# buy 2004 tcr 1 this weekend or wait for the 2005's?



## digby (Jul 23, 2004)

I'm trying to decide whether to buy a 2004 tcr 1 this weekend or wait till the 05's come out. the 04 tcr is in my size(medium) selling for $2,399. Does anyone know when the 05's come out, what availability will be like(will I be able to get a medium right when the come out), if the price will be the same as the 04 I could get, and if giant is specing anything new on the 05 that would make it worth waiting for.
thanks in advance.


----------



## happycx (Jul 6, 2003)

*Something to think about!*

2005 Giant TCR 1 with 2005 Shimano Ultegra 10-speed? Just curious....Haven't seen the bikes, but the shop here said it would be 10-speed. But....does that mean more $$$. Who knows.


----------



## GIANTpain (Aug 3, 2004)

happycx said:


> 2005 Giant TCR 1 with 2005 Shimano Ultegra 10-speed? Just curious....Haven't seen the bikes, but the shop here said it would be 10-speed. But....does that mean more $$$. Who knows.

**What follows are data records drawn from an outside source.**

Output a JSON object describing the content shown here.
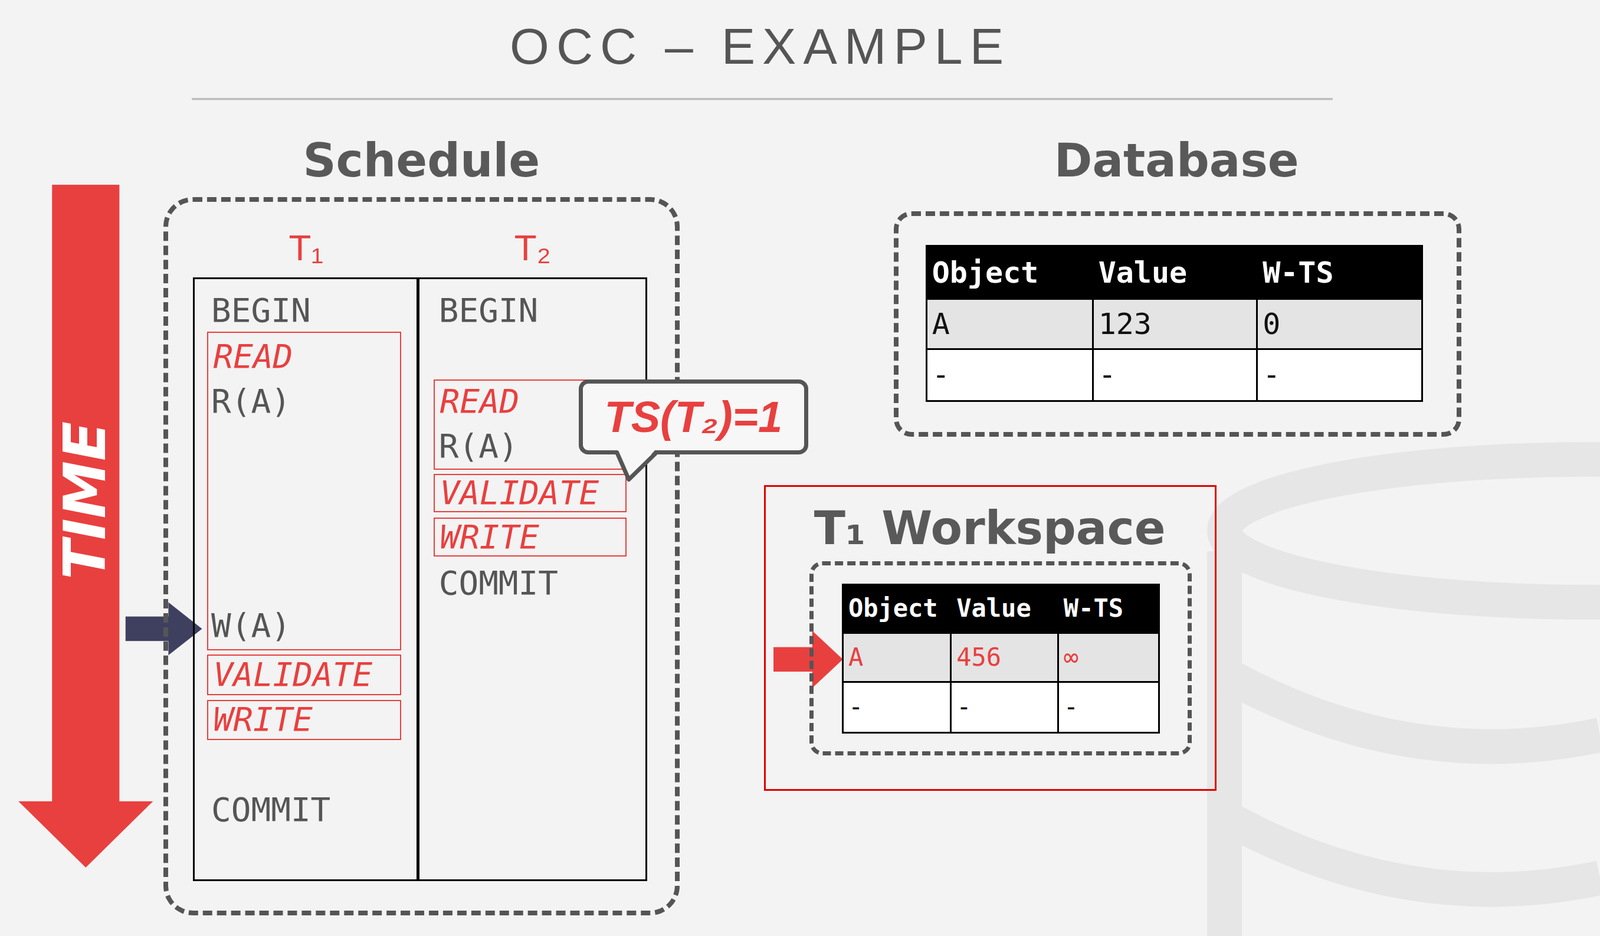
{
  "diagram": {
    "title": "OCC – EXAMPLE",
    "nodes": [
      {
        "text": [
          "Schedule"
        ]
      },
      {
        "text": [
          "T₁",
          "BEGIN",
          "COMMIT"
        ],
        "in": 0
      },
      {
        "text": [
          "READ",
          "R(A)",
          "W(A)"
        ],
        "in": 1
      },
      {
        "text": [
          "VALIDATE"
        ],
        "in": 1
      },
      {
        "text": [
          "WRITE"
        ],
        "in": 1
      },
      {
        "text": [
          "T₂",
          "BEGIN",
          "COMMIT"
        ],
        "in": 0
      },
      {
        "text": [
          "READ",
          "R(A)"
        ],
        "in": 5
      },
      {
        "text": [
          "VALIDATE"
        ],
        "in": 5
      },
      {
        "text": [
          "WRITE"
        ],
        "in": 5
      },
      {
        "text": [
          "TS(T₂)=1"
        ]
      },
      {
        "text": [
          "Database"
        ]
      },
      {
        "text": [
          "T₁ Workspace"
        ]
      }
    ],
    "labels": [
      "TIME",
      "Object",
      "Value",
      "W-TS",
      "A",
      "123",
      "0",
      "-",
      "-",
      "-",
      "Object",
      "Value",
      "W-TS",
      "A",
      "456",
      "∞",
      "-",
      "-",
      "-"
    ]
  }
}
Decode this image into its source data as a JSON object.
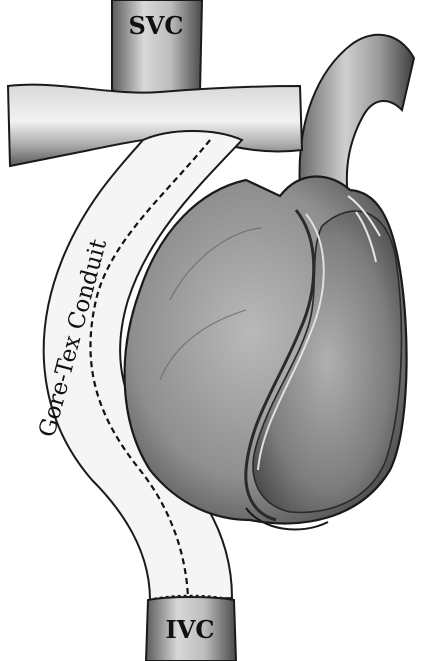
{
  "labels": {
    "svc": "SVC",
    "ivc": "IVC",
    "conduit": "Gore-Tex Conduit"
  },
  "colors": {
    "ink": "#1a1a1a",
    "vessel_light": "#d6d6d6",
    "vessel_mid": "#9e9e9e",
    "vessel_dark": "#4a4a4a",
    "conduit_fill": "#f4f4f4",
    "heart_mid": "#8a8a8a",
    "heart_dark": "#3a3a3a",
    "heart_light": "#c8c8c8"
  }
}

The bike shops I've been to have been telling me that in general prices on all bikes are going up next year. Well, either that or they hold the price the same, but de-spec the bikes (105s instead of ultegra). I've heard this from Trek and Specialized dealers and they were pretty sure it was across the board. Material and shipping costs everywhere are going up so that made sense to me. Anyway, hope this helps.


----------



## digby (Jul 23, 2004)

Helped a little. I found out they wont be out till mid october, and the shops wont know what kind of changes on both pricing and spec till interbike. I said screw it and decided not to wait. Got my bike for 2399 and it had a dura ace rear derailleur. Also the shop is letting me swap out a good amount of stuff to keep me happy. Swapped a saddle to a sella italia slr, swapped tires to plain black michelin pros, rear cassette from a 11-23(yeah right) to a more reasonable 12-26, also theyre ordering me a shorter stem to swap and letting me trade bars for slightly narrower ones. I'm not too sure why giant specs a 125mm stem and 45cm bars with every size bike, but it makes me feel pretty stretched out, all in all once the bar and stem arrive it will be pretty dialed. The bike is pretty awesome. Feels super fast on the flats and very comfortable. Did my normal after loop work and was suprised at how much energy I still had at the end of the ride. Carbon seems to soak up everything that my old steel bike didnt and as a result I seem to have a bit more energy and be less sore when i'm dont riding.


----------